In 2010, he founded the Savvy Gallery in Berlin, bringing together art from the West and elsewhere, and in 2017 was one of the curators of Documenta, a prestigious contemporary art event in the German city of Kassel.

Convinced of the belief that history “has been written by a particular type of people, mostly white and men,” Ndikung has had all the rooms in the HKW renamed after women.

These are figures who have “done something important in the advancement of the world” but were “erased” from history, he added. Among them is Frenchwoman Paulette Nardal, born in Martinique in 1896.
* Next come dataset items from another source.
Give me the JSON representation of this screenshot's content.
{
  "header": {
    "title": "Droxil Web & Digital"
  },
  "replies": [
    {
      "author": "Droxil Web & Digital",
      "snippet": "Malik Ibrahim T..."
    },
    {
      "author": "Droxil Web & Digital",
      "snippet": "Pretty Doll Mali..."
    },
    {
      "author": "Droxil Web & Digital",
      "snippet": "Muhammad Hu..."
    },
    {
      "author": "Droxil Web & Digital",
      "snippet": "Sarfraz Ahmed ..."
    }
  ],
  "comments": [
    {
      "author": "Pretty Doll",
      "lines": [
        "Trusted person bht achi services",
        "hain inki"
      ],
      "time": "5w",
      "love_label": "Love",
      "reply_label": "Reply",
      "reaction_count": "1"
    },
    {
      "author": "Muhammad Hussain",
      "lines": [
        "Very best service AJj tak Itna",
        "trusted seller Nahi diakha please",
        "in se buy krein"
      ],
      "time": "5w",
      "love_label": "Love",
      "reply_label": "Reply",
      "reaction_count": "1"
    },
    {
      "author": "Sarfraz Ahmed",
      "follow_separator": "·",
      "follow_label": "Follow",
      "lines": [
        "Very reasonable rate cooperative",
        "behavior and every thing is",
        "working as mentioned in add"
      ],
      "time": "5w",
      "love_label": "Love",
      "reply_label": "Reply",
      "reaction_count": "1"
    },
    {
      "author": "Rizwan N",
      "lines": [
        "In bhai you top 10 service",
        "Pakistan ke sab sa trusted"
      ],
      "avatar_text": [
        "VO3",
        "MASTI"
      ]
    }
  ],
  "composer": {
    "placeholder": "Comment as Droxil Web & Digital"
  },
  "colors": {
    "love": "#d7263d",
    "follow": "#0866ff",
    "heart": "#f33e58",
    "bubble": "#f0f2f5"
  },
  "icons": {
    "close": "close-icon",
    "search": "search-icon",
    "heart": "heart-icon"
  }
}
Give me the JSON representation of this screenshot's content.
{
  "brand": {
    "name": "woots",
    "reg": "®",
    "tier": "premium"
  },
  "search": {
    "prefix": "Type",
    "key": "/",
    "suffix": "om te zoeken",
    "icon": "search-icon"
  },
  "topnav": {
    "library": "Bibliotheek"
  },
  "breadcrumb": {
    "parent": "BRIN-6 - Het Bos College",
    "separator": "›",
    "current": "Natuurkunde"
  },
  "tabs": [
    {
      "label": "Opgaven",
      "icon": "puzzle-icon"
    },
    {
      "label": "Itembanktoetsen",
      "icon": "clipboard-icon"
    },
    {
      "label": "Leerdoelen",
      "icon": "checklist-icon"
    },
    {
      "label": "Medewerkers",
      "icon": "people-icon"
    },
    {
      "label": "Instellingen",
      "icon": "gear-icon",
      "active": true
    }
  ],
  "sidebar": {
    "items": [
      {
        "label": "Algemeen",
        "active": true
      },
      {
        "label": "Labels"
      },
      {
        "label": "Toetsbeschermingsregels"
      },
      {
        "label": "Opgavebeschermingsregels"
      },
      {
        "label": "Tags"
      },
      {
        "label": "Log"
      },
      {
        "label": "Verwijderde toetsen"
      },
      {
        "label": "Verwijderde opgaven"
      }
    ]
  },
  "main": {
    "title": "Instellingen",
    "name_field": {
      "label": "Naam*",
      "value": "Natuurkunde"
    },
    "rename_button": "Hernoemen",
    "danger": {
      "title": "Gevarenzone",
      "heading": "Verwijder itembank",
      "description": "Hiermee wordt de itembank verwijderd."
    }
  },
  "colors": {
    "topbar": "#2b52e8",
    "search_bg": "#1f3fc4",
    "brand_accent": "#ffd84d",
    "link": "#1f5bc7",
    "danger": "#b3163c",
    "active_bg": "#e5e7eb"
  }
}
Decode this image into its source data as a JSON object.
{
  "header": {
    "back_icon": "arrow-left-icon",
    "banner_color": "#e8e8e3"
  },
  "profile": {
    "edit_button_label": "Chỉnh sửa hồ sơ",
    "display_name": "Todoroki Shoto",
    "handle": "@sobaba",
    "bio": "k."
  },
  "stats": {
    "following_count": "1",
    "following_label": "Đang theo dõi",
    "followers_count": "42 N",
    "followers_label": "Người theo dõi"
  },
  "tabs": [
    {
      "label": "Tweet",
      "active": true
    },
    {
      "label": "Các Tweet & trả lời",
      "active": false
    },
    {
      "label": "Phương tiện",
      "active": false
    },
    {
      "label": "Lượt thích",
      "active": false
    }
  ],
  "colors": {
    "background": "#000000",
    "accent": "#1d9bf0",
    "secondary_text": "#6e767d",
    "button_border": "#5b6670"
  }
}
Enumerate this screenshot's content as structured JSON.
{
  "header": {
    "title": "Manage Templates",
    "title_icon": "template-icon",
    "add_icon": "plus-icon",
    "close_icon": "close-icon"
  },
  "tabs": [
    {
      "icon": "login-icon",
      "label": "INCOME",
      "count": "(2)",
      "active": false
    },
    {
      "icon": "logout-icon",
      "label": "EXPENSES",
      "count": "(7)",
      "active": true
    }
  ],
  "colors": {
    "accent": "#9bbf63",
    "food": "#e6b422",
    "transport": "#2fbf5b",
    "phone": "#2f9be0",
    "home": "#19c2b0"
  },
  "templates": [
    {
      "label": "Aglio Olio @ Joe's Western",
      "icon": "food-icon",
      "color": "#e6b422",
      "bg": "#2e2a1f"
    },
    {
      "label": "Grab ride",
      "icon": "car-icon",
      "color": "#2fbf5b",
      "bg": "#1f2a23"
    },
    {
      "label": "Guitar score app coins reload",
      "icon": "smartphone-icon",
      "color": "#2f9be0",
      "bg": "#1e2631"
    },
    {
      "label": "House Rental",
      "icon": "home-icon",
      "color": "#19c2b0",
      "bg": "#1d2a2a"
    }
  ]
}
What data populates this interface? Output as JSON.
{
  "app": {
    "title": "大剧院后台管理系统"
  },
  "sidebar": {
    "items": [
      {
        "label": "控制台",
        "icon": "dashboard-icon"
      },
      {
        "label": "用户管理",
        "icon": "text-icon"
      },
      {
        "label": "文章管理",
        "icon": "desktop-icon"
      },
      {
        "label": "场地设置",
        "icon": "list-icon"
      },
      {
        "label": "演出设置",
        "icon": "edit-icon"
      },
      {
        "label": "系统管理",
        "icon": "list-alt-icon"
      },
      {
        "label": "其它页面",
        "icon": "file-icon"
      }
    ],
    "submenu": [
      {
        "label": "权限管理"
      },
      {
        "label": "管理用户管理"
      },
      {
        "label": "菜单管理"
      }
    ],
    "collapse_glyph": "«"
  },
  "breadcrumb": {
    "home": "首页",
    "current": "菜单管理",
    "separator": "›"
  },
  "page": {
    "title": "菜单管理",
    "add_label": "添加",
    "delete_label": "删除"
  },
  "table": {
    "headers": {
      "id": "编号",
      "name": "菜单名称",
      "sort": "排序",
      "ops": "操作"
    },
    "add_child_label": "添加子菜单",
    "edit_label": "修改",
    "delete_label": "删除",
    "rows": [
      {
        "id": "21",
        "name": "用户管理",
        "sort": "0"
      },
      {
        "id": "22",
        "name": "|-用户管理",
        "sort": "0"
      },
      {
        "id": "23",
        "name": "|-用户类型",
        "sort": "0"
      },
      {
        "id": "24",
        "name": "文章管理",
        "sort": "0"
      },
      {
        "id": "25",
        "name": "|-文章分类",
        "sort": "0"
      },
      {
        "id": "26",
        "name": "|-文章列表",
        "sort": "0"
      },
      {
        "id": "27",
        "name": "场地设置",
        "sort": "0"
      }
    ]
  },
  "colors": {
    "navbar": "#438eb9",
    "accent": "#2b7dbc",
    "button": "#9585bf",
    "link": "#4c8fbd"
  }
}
She helped inspire the creation of the “negritude” movement, which aimed to develop black literary consciousness, and was the first black woman to study at the Sorbonne in Paris.

Reassessing history

Ndikung’s appointment at the HKW comes as awareness grows in Germany about its colonial past, which has long been overshadowed by the atrocities committed during the era of Adolf Hitler’s Nazis.

Berlin has in recent years started returning looted objects to African countries which it occupied in the early 20th century — Burundi, Rwanda, Tanzania, Namibia and Cameroon.

“It’s long overdue,” said Ndikung.

He was born in Cameroon’s capital, Yaounde, into an anglophone family.

The country is majority francophone but also home to an anglophone minority and has faced deadly unrest in English-speaking areas, where armed insurgents are fighting to establish an independent homeland.

One of his dreams is to open a museum in Cameroon “bringing together historical and contemporary objects” from different countries, he said.

He would love to locate it in Bamenda, the capital of Cameroon’s restive Northwest region.

“But there is a war in Bamenda, so I can’t,” he says.